Tail Log Backups in SQL Server

What is Tail-Log Backup?

A tail-log backup captures the log records that have not been backed up since the recent last log backup to current point in time before restore. Generally we generate a tail log to make database into NoRecovery mode (Inaccessible). The tail log backup can be generated from FULL / BULK-LOGGED Recovery model databases.

Unlike other log backups, this tail log backup can be generated even if database is damaged. The tail log backup is also generated using backup log command only with two options a) NoRecovery and b) continue_after_error

NoRecovery – We need to use this option when database is online, After issuing this command it ensures Database is not changed after tail-log backup, it makes database in restoring state, if database is in restoring state, users requests will not processed.

Backup log database_name to disk =’path of tlog file’ with norecovery

No_Truncate / Continue_after_error – Using one of this options we can generate a tail-log backup on a damaged database.

a) Create a database and table in it
b) Insert few records into the table
c) Offline the database and rename data file
d) Try to bring the database online, it wont allow because, it wont find the data file

At that time we can use the below command to generate tail log file from a damaged database.

Backup log damaged_dbname to disk=’path of tlog file’ with no_truncate

Using No_Truncate option, the current active transaction log can be backedup when the data files are inaccessible or damaged or missing and log file is undamaged.

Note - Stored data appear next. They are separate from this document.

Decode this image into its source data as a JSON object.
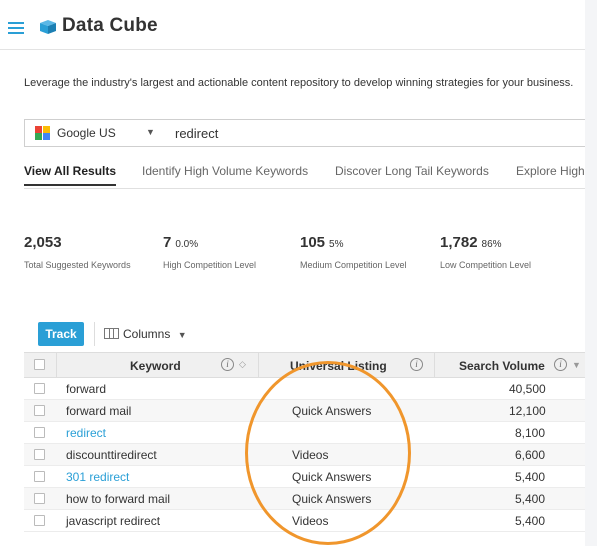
{
  "header": {
    "title": "Data Cube"
  },
  "description": "Leverage the industry's largest and actionable content repository to develop winning strategies for your business.",
  "search": {
    "engine": "Google US",
    "query": "redirect"
  },
  "tabs": [
    {
      "label": "View All Results",
      "active": true
    },
    {
      "label": "Identify High Volume Keywords",
      "active": false
    },
    {
      "label": "Discover Long Tail Keywords",
      "active": false
    },
    {
      "label": "Explore High V",
      "active": false
    }
  ],
  "stats": [
    {
      "value": "2,053",
      "percent": "",
      "label": "Total Suggested Keywords"
    },
    {
      "value": "7",
      "percent": "0.0%",
      "label": "High Competition Level"
    },
    {
      "value": "105",
      "percent": "5%",
      "label": "Medium Competition Level"
    },
    {
      "value": "1,782",
      "percent": "86%",
      "label": "Low Competition Level"
    }
  ],
  "toolbar": {
    "track_label": "Track",
    "columns_label": "Columns"
  },
  "table": {
    "headers": {
      "keyword": "Keyword",
      "universal_listing": "Universal Listing",
      "search_volume": "Search Volume"
    },
    "rows": [
      {
        "keyword": "forward",
        "listing": "",
        "volume": "40,500",
        "link": false
      },
      {
        "keyword": "forward mail",
        "listing": "Quick Answers",
        "volume": "12,100",
        "link": false
      },
      {
        "keyword": "redirect",
        "listing": "",
        "volume": "8,100",
        "link": true
      },
      {
        "keyword": "discounttiredirect",
        "listing": "Videos",
        "volume": "6,600",
        "link": false
      },
      {
        "keyword": "301 redirect",
        "listing": "Quick Answers",
        "volume": "5,400",
        "link": true
      },
      {
        "keyword": "how to forward mail",
        "listing": "Quick Answers",
        "volume": "5,400",
        "link": false
      },
      {
        "keyword": "javascript redirect",
        "listing": "Videos",
        "volume": "5,400",
        "link": false
      }
    ]
  },
  "colors": {
    "accent": "#2a9fd6",
    "annotation": "#f0962c"
  }
}
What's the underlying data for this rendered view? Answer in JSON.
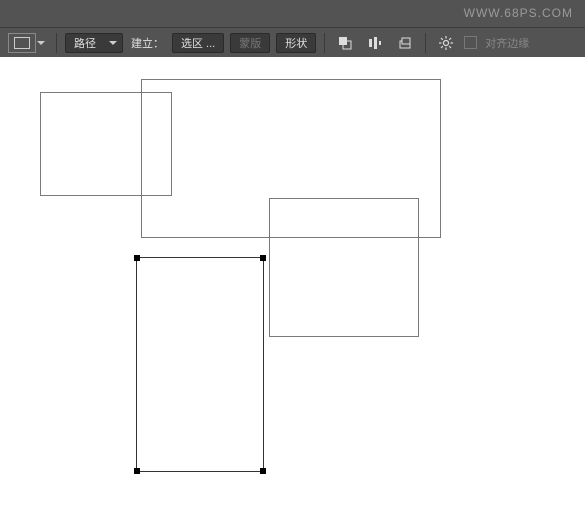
{
  "watermark": "WWW.68PS.COM",
  "toolbar": {
    "mode": "路径",
    "make_label": "建立：",
    "selection_btn": "选区 ...",
    "mask_btn": "蒙版",
    "shape_btn": "形状",
    "align_edges_label": "对齐边缘"
  },
  "canvas": {
    "rects": [
      {
        "name": "rect-1",
        "selected": false
      },
      {
        "name": "rect-2",
        "selected": false
      },
      {
        "name": "rect-3",
        "selected": false
      },
      {
        "name": "rect-4",
        "selected": true
      }
    ]
  }
}
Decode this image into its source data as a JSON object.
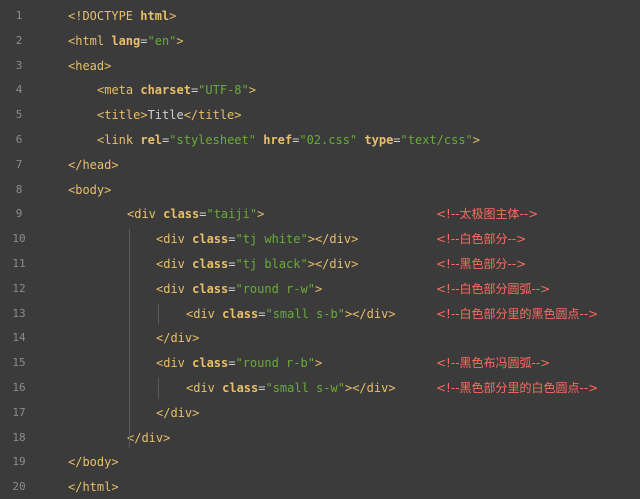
{
  "colors": {
    "background": "#3b3b3b",
    "line_number": "#8c8c8c",
    "tag": "#e8bf6a",
    "attribute_value": "#6aab3a",
    "plain": "#cfcfcf",
    "comment": "#ff6b5f"
  },
  "lines": [
    {
      "num": "1",
      "indent": 0,
      "tokens": [
        {
          "t": "doctype",
          "v": "<!DOCTYPE "
        },
        {
          "t": "doctype-kw",
          "v": "html"
        },
        {
          "t": "doctype",
          "v": ">"
        }
      ],
      "comment": ""
    },
    {
      "num": "2",
      "indent": 0,
      "tokens": [
        {
          "t": "tag",
          "v": "<html "
        },
        {
          "t": "attr",
          "v": "lang"
        },
        {
          "t": "eq",
          "v": "="
        },
        {
          "t": "val",
          "v": "\"en\""
        },
        {
          "t": "tag",
          "v": ">"
        }
      ],
      "comment": ""
    },
    {
      "num": "3",
      "indent": 0,
      "tokens": [
        {
          "t": "tag",
          "v": "<head>"
        }
      ],
      "comment": ""
    },
    {
      "num": "4",
      "indent": 1,
      "tokens": [
        {
          "t": "tag",
          "v": "<meta "
        },
        {
          "t": "attr",
          "v": "charset"
        },
        {
          "t": "eq",
          "v": "="
        },
        {
          "t": "val",
          "v": "\"UTF-8\""
        },
        {
          "t": "tag",
          "v": ">"
        }
      ],
      "comment": ""
    },
    {
      "num": "5",
      "indent": 1,
      "tokens": [
        {
          "t": "tag",
          "v": "<title>"
        },
        {
          "t": "text",
          "v": "Title"
        },
        {
          "t": "tag",
          "v": "</title>"
        }
      ],
      "comment": ""
    },
    {
      "num": "6",
      "indent": 1,
      "tokens": [
        {
          "t": "tag",
          "v": "<link "
        },
        {
          "t": "attr",
          "v": "rel"
        },
        {
          "t": "eq",
          "v": "="
        },
        {
          "t": "val",
          "v": "\"stylesheet\""
        },
        {
          "t": "text",
          "v": " "
        },
        {
          "t": "attr",
          "v": "href"
        },
        {
          "t": "eq",
          "v": "="
        },
        {
          "t": "val",
          "v": "\"02.css\""
        },
        {
          "t": "text",
          "v": " "
        },
        {
          "t": "attr",
          "v": "type"
        },
        {
          "t": "eq",
          "v": "="
        },
        {
          "t": "val",
          "v": "\"text/css\""
        },
        {
          "t": "tag",
          "v": ">"
        }
      ],
      "comment": ""
    },
    {
      "num": "7",
      "indent": 0,
      "tokens": [
        {
          "t": "tag",
          "v": "</head>"
        }
      ],
      "comment": ""
    },
    {
      "num": "8",
      "indent": 0,
      "tokens": [
        {
          "t": "tag",
          "v": "<body>"
        }
      ],
      "comment": ""
    },
    {
      "num": "9",
      "indent": 2,
      "tokens": [
        {
          "t": "tag",
          "v": "<div "
        },
        {
          "t": "attr",
          "v": "class"
        },
        {
          "t": "eq",
          "v": "="
        },
        {
          "t": "val",
          "v": "\"taiji\""
        },
        {
          "t": "tag",
          "v": ">"
        }
      ],
      "comment": "<!--太极图主体-->"
    },
    {
      "num": "10",
      "indent": 3,
      "tokens": [
        {
          "t": "tag",
          "v": "<div "
        },
        {
          "t": "attr",
          "v": "class"
        },
        {
          "t": "eq",
          "v": "="
        },
        {
          "t": "val",
          "v": "\"tj white\""
        },
        {
          "t": "tag",
          "v": "></div>"
        }
      ],
      "comment": "<!--白色部分-->"
    },
    {
      "num": "11",
      "indent": 3,
      "tokens": [
        {
          "t": "tag",
          "v": "<div "
        },
        {
          "t": "attr",
          "v": "class"
        },
        {
          "t": "eq",
          "v": "="
        },
        {
          "t": "val",
          "v": "\"tj black\""
        },
        {
          "t": "tag",
          "v": "></div>"
        }
      ],
      "comment": "<!--黑色部分-->"
    },
    {
      "num": "12",
      "indent": 3,
      "tokens": [
        {
          "t": "tag",
          "v": "<div "
        },
        {
          "t": "attr",
          "v": "class"
        },
        {
          "t": "eq",
          "v": "="
        },
        {
          "t": "val",
          "v": "\"round r-w\""
        },
        {
          "t": "tag",
          "v": ">"
        }
      ],
      "comment": "<!--白色部分圆弧-->"
    },
    {
      "num": "13",
      "indent": 4,
      "tokens": [
        {
          "t": "tag",
          "v": "<div "
        },
        {
          "t": "attr",
          "v": "class"
        },
        {
          "t": "eq",
          "v": "="
        },
        {
          "t": "val",
          "v": "\"small s-b\""
        },
        {
          "t": "tag",
          "v": "></div>"
        }
      ],
      "comment": "<!--白色部分里的黑色圆点-->"
    },
    {
      "num": "14",
      "indent": 3,
      "tokens": [
        {
          "t": "tag",
          "v": "</div>"
        }
      ],
      "comment": ""
    },
    {
      "num": "15",
      "indent": 3,
      "tokens": [
        {
          "t": "tag",
          "v": "<div "
        },
        {
          "t": "attr",
          "v": "class"
        },
        {
          "t": "eq",
          "v": "="
        },
        {
          "t": "val",
          "v": "\"round r-b\""
        },
        {
          "t": "tag",
          "v": ">"
        }
      ],
      "comment": "<!--黑色布冯圆弧-->"
    },
    {
      "num": "16",
      "indent": 4,
      "tokens": [
        {
          "t": "tag",
          "v": "<div "
        },
        {
          "t": "attr",
          "v": "class"
        },
        {
          "t": "eq",
          "v": "="
        },
        {
          "t": "val",
          "v": "\"small s-w\""
        },
        {
          "t": "tag",
          "v": "></div>"
        }
      ],
      "comment": "<!--黑色部分里的白色圆点-->"
    },
    {
      "num": "17",
      "indent": 3,
      "tokens": [
        {
          "t": "tag",
          "v": "</div>"
        }
      ],
      "comment": ""
    },
    {
      "num": "18",
      "indent": 2,
      "tokens": [
        {
          "t": "tag",
          "v": "</div>"
        }
      ],
      "comment": ""
    },
    {
      "num": "19",
      "indent": 0,
      "tokens": [
        {
          "t": "tag",
          "v": "</body>"
        }
      ],
      "comment": ""
    },
    {
      "num": "20",
      "indent": 0,
      "tokens": [
        {
          "t": "tag",
          "v": "</html>"
        }
      ],
      "comment": ""
    }
  ]
}
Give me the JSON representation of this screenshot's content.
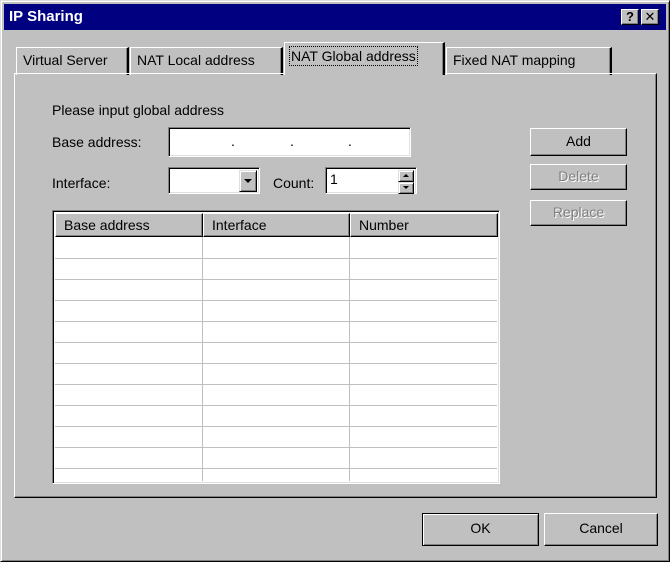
{
  "window": {
    "title": "IP Sharing",
    "help_glyph": "?",
    "close_glyph": "✕"
  },
  "tabs": [
    {
      "label": "Virtual Server",
      "active": false
    },
    {
      "label": "NAT Local address",
      "active": false
    },
    {
      "label": "NAT Global address",
      "active": true
    },
    {
      "label": "Fixed NAT mapping",
      "active": false
    }
  ],
  "form": {
    "prompt": "Please input global address",
    "base_address_label": "Base address:",
    "base_address_value": "",
    "base_address_separator": ".",
    "interface_label": "Interface:",
    "interface_value": "",
    "count_label": "Count:",
    "count_value": "1"
  },
  "side_buttons": {
    "add": "Add",
    "delete": "Delete",
    "replace": "Replace"
  },
  "table": {
    "columns": [
      "Base address",
      "Interface",
      "Number"
    ],
    "rows": []
  },
  "footer": {
    "ok": "OK",
    "cancel": "Cancel"
  },
  "colors": {
    "title_bar": "#000080",
    "face": "#c0c0c0",
    "disabled_text": "#808080"
  }
}
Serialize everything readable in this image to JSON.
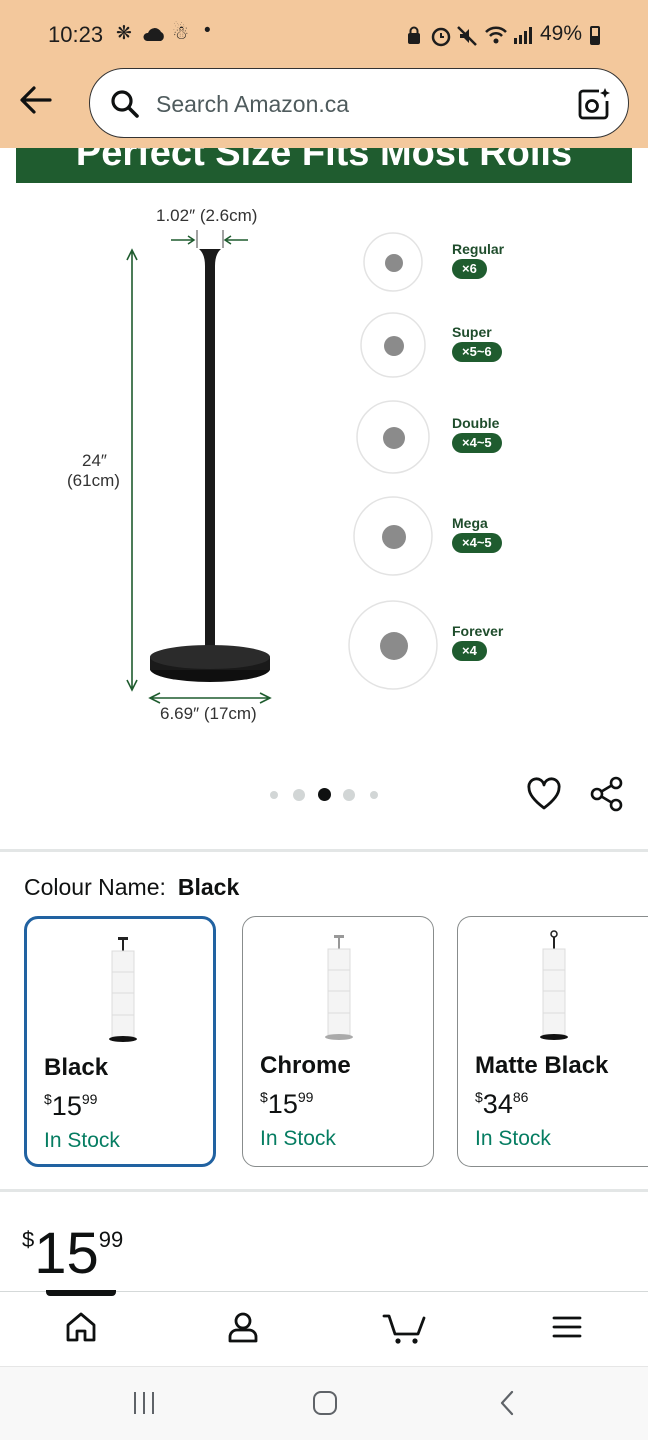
{
  "status_bar": {
    "time": "10:23",
    "battery": "49%"
  },
  "header": {
    "search_placeholder": "Search Amazon.ca"
  },
  "product_image": {
    "banner_text": "Perfect Size Fits Most Rolls",
    "top_width": "1.02″ (2.6cm)",
    "height_label": "24″",
    "height_metric": "(61cm)",
    "base_width": "6.69″ (17cm)",
    "rolls": [
      {
        "name": "Regular",
        "count": "×6"
      },
      {
        "name": "Super",
        "count": "×5~6"
      },
      {
        "name": "Double",
        "count": "×4~5"
      },
      {
        "name": "Mega",
        "count": "×4~5"
      },
      {
        "name": "Forever",
        "count": "×4"
      }
    ],
    "carousel": {
      "total": 5,
      "active_index": 2
    }
  },
  "colour": {
    "label": "Colour Name:",
    "selected": "Black",
    "options": [
      {
        "name": "Black",
        "currency": "$",
        "whole": "15",
        "fraction": "99",
        "stock": "In Stock",
        "selected": true
      },
      {
        "name": "Chrome",
        "currency": "$",
        "whole": "15",
        "fraction": "99",
        "stock": "In Stock",
        "selected": false
      },
      {
        "name": "Matte Black",
        "currency": "$",
        "whole": "34",
        "fraction": "86",
        "stock": "In Stock",
        "selected": false
      }
    ]
  },
  "price": {
    "currency": "$",
    "whole": "15",
    "fraction": "99"
  },
  "bottom_nav": {
    "cart_count": "0",
    "items": [
      "home-icon",
      "account-icon",
      "cart-icon",
      "menu-icon"
    ]
  },
  "colors": {
    "header_bg": "#f3c89c",
    "banner_green": "#1f5c2f",
    "stock_green": "#067d62",
    "selected_border": "#2162a1"
  }
}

Backup log damaged_dbname to disk=’path of tlog file’ with continue_after_error


  1. Hi Kalyan... Ur posts are awesome. i have a doubt.. please clarify.. what is difference between No_truncate and Continue_after_error.

  2. Hey Raj,
    Here is the answer from BOL
    If you are unable to back up the tail of the log using the NO_TRUNCATE option when the database is damaged, you can attempt a tail-log log backup by specifying CONTINUE_AFTER_ERROR instead of NO_TRUNCATE.